AUB Enters UK Market With A$880M Lloyds Insurance Broker Acquisition
- Purchase price of A$880 M + potential additional deferred consideration of $176 M
- Purchase price represents 9 times FY22 EBITDA, post-synergies
- Acquisition to boost annual Gross Written Premium by A$3.6 B
- Acquisition price implies a 30 percent accretion in Underlying EPS for CY22, including synergies
- $350 M share issue at $19.50/share to fund acquisition + $675 M new debt facility
- FY22 guidance reaffirmed at $72-$74 million, up 20 percent on FY21 from continuing operations
AUB Group Limited (‘AUB‘ or the ‘Group‘) is an ASX200 company comprising insurance brokers and underwriting agencies operating from 500 locations across Australia and New Zealand, employing 3000 people, servicing 850,000 clients and writing $4 billion in insurance premiums annually. The Group’s insurance broking business core focus is Small and Medium Enterprise (SME) businesses. The Group has recently expanded into the UK insurance market with the purchase of the sixth largest wholesale broker in the Lloyd’s marketplace.
AUB adopts an equity-based model where the owners remain directly responsible for the day-to-day operations. Under the model, each individual business can leverage the scale, infrastructure and operational capability of the Group in servicing client needs.
Acquisition of leading Lloyd’s wholesale insurance broker
AUB has today announced the acquisition of Tysers, a leading Lloyds wholesale broker for A$880 million, with potential additional deferred consideration of up to $176 million, dependent on the achievement of agreed revenue targets. Based in London, Tysers is the sixth largest wholesale broker in the Lloyd’s marketplace, writing A$3.6 billion in Gross Written Premium annually, with 1100 employees. Lloyd’s is the world’s largest insurance market.
The purchase consideration implies a multiple of 12 times Enterprise Value / FY22 EBITDA (pre-synergies) and approximately 9 times FY22 EBITDA (post synergies). Synergies are estimated at A$25 million annually, derived from cost rationalisation and margin enhancement on existing premiums, and achievable in full after 18 months. These estimates translate to a 30 percent accretion in Underlying Earnings Per Share on a Calendar Year 2022 basis, including full year run-rate of synergies, but excluding one-off transaction and implementation costs.

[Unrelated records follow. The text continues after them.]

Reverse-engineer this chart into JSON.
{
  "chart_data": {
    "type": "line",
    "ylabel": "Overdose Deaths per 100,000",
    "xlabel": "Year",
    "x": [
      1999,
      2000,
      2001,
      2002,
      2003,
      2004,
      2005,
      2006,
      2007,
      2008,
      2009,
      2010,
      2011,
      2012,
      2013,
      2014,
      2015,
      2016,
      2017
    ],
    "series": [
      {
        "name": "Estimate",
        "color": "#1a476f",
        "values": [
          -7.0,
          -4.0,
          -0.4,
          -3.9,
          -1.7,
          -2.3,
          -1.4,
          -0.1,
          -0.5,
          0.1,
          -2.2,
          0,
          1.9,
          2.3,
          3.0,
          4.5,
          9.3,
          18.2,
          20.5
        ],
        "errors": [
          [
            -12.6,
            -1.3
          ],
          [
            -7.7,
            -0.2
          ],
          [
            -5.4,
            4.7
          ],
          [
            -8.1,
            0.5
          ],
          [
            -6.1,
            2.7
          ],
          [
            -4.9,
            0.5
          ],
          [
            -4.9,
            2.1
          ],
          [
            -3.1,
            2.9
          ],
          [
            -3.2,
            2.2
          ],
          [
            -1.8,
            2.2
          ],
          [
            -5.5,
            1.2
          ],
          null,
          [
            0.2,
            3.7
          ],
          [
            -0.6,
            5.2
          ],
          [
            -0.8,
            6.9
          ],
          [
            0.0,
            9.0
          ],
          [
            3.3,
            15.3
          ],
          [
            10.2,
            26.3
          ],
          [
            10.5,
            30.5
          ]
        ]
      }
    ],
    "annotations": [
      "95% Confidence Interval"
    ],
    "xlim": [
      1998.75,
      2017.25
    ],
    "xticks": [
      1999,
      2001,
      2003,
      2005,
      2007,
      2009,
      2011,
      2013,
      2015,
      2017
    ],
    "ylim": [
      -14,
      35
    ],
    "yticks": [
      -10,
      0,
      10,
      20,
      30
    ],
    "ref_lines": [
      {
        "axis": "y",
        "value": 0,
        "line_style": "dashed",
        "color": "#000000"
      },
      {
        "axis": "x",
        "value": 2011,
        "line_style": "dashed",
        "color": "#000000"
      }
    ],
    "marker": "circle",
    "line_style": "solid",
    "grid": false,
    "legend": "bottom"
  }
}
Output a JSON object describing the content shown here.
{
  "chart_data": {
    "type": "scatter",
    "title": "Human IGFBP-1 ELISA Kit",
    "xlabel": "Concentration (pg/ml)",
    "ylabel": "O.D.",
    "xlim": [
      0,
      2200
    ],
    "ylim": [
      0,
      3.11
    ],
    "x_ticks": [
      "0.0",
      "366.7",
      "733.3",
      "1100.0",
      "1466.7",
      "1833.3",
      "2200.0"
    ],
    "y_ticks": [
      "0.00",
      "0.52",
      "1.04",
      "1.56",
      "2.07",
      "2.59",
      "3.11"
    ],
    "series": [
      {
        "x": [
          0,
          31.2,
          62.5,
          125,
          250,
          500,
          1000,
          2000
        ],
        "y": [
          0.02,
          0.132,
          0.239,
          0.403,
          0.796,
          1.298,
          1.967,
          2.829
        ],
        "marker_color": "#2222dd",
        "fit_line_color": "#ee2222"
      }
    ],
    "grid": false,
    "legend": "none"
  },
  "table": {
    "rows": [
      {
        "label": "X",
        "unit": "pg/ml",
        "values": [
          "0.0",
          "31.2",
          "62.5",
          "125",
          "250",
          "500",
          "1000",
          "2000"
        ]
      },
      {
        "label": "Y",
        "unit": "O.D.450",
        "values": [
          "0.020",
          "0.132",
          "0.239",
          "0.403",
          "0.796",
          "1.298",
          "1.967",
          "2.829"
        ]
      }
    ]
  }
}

The acquisition supports AUB’s strong competitive market position by enabling it to design and deliver new, differentiated and exclusive products to its existing broker and agency network and establish new agencies and secure Lloyd’s binders. The acquisition will assist AUB clients with international placement needs.
$350 million equity raising
The acquisition will be funded by a A$350 million fully underwritten equity raising and a new A$675 million multi-currency debt facility. The new shares will be issued at $19.50, being a 12 percent discount to the last closing price before the capital raising announcement. New shares will rank equally with existing shares from the issue date.
The new debt facility will replace the existing A$250 million facility, leaving the Group with $74 million of debt headroom and a debt leverage ratio of 2.8 times.
FY22 Guidance reaffirmed
AUB has affirmed Underlying Net Profit After Tax of between $72 and $74 million. This represents 19 -22 percent growth over FY21 continuing operations. Approximately $9.5 million or 76 percent of this NPAT growth is estimated to be sourced organically from continuing operations.
AUB fore-sees favourable operating conditions and continues to target a dividend pay-out ratio of 50-70 percent, paying fully franked dividends on new and existing shares.